L'ultima cena dei nottambuli

Il tam tam parte lunedì sera, non appena si sparge la voce che da giovedì i nottambuli sono di nuovo di fatto agli arresti domiciliari

L'ultima cena dei nottambuli

Il tam tam parte lunedì sera, non appena si sparge la voce che da giovedì i nottambuli sono di nuovo di fatto agli arresti domiciliari: «Che si fa mercoledì sera?», e «Come passiamo l'ultimo giorno di libertà?». E: «Facciamo qualcosa di grosso, che si fottano».

Perché stavolta è diverso. Stavolta l'ultima notte di Pompei si può organizzare con un po' di anticipo. L'altra volta, il famoso 7 marzo, che era pure un sabato, nessuno sapeva che sarebbe stata l'ultimo momento di evasione prima di spiaggiarsi per due mesi sul sofà a inventarsi un nuovo armamentario di abitudini emergenziali per il padre di tutti i lockdown. Quindi nacque con il tempo un sentimento da reduci, di gente che rimpiangeva quell'ultima sera passata inconsapevolmente. E chiunque, a posteriori, avrebbe fatto qualcos'altro.

Stavolta invece è diverso: il governo e poi le regioni ci hanno dato qualche giorno di tempo per organizzare l'ultima sera da Cenerentole, che poi parte l'ultima zucca (ma un'ora prima). Una situazione inedita. Finora abbiamo conosciuto la libertà e la non-libertà, al netto delle mascherine e del distanziamento. Ora scopriremo invece la libertà condizionata. A tempo. Che per la gran parte degli scappati di casa - e io, lo confesso, appartengo a questa categoria - assomiglia più alla non-libertà che alla libertà. Perché a meno che tu non abbia due figli adolescenti e li porti da McDonald's alle 20, nessuno davvero può definire «fare serata» dover tornare a casa alle 23, che se poi non trovi parcheggio e sfori di qualche minuto c'è pure il rischio che ti fermano e ti fanno la multa.

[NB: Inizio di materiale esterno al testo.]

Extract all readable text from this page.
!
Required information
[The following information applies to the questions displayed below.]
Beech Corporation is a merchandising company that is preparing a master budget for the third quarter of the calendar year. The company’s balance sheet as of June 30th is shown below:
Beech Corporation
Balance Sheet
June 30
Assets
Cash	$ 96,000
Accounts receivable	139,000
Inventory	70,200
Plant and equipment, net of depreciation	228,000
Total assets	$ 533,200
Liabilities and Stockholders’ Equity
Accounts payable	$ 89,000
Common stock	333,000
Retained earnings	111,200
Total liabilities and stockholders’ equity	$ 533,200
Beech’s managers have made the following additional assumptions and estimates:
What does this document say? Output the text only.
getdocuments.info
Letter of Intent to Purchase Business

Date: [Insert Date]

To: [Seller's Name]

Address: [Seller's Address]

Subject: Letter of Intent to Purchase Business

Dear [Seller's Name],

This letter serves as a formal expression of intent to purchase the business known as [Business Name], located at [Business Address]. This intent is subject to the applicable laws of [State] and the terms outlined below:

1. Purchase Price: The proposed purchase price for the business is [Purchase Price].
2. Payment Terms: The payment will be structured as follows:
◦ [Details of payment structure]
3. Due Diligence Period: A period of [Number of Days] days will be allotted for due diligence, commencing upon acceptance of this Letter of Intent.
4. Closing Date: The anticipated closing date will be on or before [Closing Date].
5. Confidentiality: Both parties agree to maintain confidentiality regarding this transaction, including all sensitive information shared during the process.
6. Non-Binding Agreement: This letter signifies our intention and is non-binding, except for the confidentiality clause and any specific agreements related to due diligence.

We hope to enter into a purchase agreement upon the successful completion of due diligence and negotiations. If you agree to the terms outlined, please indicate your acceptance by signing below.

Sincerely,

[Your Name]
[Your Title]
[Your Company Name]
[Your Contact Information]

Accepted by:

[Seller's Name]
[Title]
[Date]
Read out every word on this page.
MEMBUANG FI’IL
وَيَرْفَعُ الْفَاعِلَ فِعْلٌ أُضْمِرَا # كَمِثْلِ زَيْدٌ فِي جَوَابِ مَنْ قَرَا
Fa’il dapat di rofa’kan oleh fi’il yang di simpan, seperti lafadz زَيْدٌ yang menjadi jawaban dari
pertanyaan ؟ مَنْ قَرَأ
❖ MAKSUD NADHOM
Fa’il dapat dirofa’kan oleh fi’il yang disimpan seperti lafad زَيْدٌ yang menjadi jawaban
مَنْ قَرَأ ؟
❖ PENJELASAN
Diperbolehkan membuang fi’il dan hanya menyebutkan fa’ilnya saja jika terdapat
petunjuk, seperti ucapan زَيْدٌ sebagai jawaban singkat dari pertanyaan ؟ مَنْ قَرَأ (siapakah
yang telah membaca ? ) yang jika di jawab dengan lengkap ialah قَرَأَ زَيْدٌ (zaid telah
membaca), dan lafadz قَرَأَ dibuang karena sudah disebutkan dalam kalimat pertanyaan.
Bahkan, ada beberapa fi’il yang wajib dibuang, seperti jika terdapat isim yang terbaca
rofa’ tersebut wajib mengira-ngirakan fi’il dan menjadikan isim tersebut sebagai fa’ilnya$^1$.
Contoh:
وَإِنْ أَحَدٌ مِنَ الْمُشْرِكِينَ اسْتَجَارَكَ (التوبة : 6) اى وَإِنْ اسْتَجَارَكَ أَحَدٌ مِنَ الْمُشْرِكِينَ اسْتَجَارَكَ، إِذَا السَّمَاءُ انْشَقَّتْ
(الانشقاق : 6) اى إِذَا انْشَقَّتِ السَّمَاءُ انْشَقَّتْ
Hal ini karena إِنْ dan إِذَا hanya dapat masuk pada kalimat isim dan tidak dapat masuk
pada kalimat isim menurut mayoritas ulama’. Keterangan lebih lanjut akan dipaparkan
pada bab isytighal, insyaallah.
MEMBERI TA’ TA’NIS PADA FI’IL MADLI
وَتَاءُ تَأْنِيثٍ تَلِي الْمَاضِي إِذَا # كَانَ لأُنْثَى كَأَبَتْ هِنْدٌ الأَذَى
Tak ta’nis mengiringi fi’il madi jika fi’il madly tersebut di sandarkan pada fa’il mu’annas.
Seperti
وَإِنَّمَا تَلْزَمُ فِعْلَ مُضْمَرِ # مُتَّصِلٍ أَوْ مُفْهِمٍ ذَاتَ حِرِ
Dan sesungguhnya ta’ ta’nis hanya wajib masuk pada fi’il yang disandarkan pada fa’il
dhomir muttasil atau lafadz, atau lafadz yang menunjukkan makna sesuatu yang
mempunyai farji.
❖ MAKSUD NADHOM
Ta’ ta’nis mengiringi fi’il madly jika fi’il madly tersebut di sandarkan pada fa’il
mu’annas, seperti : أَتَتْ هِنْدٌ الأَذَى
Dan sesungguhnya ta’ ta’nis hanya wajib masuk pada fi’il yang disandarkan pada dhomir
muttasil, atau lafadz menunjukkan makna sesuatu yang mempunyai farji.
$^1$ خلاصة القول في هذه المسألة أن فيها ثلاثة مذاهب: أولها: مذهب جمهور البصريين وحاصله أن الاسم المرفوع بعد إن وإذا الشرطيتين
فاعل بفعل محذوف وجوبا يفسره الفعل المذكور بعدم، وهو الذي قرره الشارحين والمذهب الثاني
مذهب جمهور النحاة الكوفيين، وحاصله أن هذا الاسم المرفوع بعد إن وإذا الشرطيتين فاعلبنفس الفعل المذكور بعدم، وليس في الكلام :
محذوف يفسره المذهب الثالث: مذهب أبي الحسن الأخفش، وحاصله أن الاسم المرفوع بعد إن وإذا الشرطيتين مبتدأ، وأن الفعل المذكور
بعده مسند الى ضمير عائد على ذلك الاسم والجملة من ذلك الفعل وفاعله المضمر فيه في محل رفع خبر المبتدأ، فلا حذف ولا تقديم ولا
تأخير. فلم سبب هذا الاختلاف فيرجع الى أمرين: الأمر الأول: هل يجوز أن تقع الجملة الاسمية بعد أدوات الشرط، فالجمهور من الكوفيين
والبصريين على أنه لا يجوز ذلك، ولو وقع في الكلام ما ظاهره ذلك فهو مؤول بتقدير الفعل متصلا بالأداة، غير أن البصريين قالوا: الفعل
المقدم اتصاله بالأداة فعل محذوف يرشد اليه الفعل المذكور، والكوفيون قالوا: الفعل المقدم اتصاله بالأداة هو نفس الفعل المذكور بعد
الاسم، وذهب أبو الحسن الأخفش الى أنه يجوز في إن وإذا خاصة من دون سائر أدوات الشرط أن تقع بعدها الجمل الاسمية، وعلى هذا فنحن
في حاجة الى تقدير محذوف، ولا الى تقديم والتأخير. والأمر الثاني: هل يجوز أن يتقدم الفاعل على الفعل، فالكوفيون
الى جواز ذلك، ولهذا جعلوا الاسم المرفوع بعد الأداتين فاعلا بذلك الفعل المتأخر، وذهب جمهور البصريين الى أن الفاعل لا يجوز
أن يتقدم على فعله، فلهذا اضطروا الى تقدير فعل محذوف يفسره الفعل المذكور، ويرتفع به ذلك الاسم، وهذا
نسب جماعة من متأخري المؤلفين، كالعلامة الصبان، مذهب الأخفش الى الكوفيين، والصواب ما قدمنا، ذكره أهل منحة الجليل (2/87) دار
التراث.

Ah no - ci informano - puoi sempre mostrare lo scontrino del ristorante, della pizzeria, del bar, e dimostrare che alle 22,47 hai pagato e te ne sei andato dal locale e sfuggire così alla contravvenzione. Ma alla tristezza di tutto questo no, non sfuggirai.

Ci sovviene che anni fa vedemmo a Parigi una mostra dell'artista Jacquelyn C. Black che per anni ha lavorato a scattar foto dell'ultimo pasto richiesto dai condannati all'esecuzione nei bracci della morte americane. Oggi ci sentiamo un po' così, anche se noi probabilmente sopravviveremo a tutto questo (e nemmeno è detto): quelli che possono pronunciare l'ultimo desiderio prima di scomparire nel nulla. Peraltro di quella mostra ci colpì l'assoluta banalità dei delivery estremi dei morituri: ostriche? Piccione? Champagne millesimato? Un goccio di Armagnac? Macché: hamburger, patate fritte, sandwich gonfi di salse dai colori inesplorati, polli fritti in confezioni grandi come una bagnarola, bevande gassatissime. Tanto, fanculo la dieta se stai per essere perlustrato da 220 volt. Morire da sani non è poi questa grande soddisfazione.

Così ci sentiamo noi, orfani della notte, a casa per Porta a Porta. Io andrò a cena in un ristorante con un'amica che mi ha anche sfottuto: «Mi tocca passare l'ultima sera con te». Un paio di millenni fa ci fu una famosa ultima cena. Ma allora erano in tredici.

Ora sarebbero divisi in due tavoli da sei con il resto di uno.